當偌大的會議室內只剩下沈敬巖一個人,一個在會議桌的主席臺前,一個在會議室門口,兩人之間隔着蕭索的空氣對望,像是隔着千山萬水,他們之間早就有了無法逾越的鴻溝。.
許久沈雄冰的輪椅前進,祕書將門關上。
沈敬巖靠着椅背,一眨不眨地看着他,淺淺勾脣,“爸爸。”
沈雄冰冷嗤一聲,“你還知道我是你的爸爸。”
沈敬巖眼裏氾濫着嘲諷的意味,“當然,血緣關係,無法改變,如果可以,我情願你不是我的爸爸。”
沈雄冰恨的咬牙切齒,“就爲了一個羅依依,你就這樣跟我過不去,不惜毀掉我的心血,別忘了,你也爲這個集團拼搏了很多年。”
“對,就爲了羅依依,她值得,值得我這麼做。”
沈雄冰因爲太氣憤,胸腔劇烈地起伏着,大聲地怒吼着,“你這個不孝子。”
沈敬巖施施然站起身,抄起面前的文件夾,“爸爸,您放心,您的晚年生活我負責到底,不會讓您在監獄裏了結殘生,也不會讓您落魄的無依無靠。”

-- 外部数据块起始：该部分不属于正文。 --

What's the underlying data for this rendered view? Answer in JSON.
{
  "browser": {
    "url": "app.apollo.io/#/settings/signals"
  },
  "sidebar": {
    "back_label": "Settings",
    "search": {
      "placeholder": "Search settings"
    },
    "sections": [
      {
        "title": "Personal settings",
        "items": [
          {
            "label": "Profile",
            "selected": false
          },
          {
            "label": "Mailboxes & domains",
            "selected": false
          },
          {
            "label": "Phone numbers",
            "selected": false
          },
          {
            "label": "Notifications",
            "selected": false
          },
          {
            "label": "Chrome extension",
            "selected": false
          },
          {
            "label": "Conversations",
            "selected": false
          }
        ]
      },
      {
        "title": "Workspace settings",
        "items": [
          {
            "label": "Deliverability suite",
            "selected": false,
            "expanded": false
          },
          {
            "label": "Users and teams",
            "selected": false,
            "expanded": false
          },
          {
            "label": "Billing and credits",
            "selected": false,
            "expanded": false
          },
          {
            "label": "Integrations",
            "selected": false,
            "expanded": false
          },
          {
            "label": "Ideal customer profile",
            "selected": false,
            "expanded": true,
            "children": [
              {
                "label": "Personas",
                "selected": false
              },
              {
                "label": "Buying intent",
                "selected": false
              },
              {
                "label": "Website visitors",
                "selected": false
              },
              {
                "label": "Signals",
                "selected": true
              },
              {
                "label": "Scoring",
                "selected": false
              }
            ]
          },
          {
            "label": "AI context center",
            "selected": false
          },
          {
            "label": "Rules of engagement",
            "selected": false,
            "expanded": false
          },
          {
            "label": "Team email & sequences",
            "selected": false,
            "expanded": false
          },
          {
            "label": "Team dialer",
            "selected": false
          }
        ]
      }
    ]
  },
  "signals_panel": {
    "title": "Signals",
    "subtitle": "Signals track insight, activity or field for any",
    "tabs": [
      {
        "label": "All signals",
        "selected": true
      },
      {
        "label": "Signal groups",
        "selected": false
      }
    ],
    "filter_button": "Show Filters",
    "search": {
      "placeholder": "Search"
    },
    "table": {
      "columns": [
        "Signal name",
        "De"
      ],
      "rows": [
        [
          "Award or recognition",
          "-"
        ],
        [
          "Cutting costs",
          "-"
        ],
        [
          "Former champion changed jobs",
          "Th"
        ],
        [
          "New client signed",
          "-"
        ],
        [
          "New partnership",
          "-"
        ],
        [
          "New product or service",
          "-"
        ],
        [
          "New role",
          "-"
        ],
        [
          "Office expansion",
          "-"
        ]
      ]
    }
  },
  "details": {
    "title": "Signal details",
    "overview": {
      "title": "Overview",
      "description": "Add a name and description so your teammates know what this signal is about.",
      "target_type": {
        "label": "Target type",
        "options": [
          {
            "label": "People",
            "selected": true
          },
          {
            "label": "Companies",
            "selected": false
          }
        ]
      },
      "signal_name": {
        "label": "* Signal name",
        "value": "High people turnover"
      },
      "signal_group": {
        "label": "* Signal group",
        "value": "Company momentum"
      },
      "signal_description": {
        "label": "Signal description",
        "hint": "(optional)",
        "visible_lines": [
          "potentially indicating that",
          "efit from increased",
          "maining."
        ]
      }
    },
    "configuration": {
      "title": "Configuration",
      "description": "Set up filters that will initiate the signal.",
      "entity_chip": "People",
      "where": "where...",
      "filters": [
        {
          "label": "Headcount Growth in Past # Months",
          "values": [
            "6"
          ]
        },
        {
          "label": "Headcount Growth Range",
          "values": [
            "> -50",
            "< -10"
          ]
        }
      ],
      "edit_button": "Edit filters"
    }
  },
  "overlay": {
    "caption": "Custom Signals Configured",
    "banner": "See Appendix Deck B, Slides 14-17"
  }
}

他說完就走,走到沈雄冰身邊,低頭,“爸爸,你的家裏從來沒有我的位置,我的世界,也不再有你的位置。”
沈雄冰擡頭,一臉的皺紋勾勒着狠戾的弧度,“沈敬巖,我最後悔的事情就是生下你。”
沈敬巖的目光在他臉上逡巡着,“那你想生下誰?”
說完,他大步流星的離開,湯偉非常精確的在外面推開門,“總裁,辦公室裏的物品都收拾好了,要離開嗎?”
“要,現在就走,去方達集團,我們要收購沈氏集團。”
“是。”
“等等。”沈敬巖頓住腳步,“你說,我要不要寫一份辭職報告?”
湯偉語調帶着一分戲謔,“隨您心情。”
“那就不寫了,走吧,反正還要回來的。”
沈敬巖和湯偉一起離開。
沈雄冰一個人坐在輪椅上,望着空蕩蕩的會議室,主席臺的位置方纔坐着沈敬巖,是他把沈敬巖放在那個位置的,現在他想要把他拉下來。
可是事情完全不朝着他預料的那樣發展了,一種深深的挫敗感襲擊了他。
沈敬巖問,你想要生下誰?
如果時光倒流,他想要和謝芷然一起生下羅依依,不過應該不會叫羅依依了吧,沈依依?
不知道,世間沒有如果,羅依依是謝芷然和別的男人生的。
方達集團。
沈雄冰雖然不過問太多公司的事務,但也知道這兩三年,沈氏集團和方達集團一直有着業務往來的。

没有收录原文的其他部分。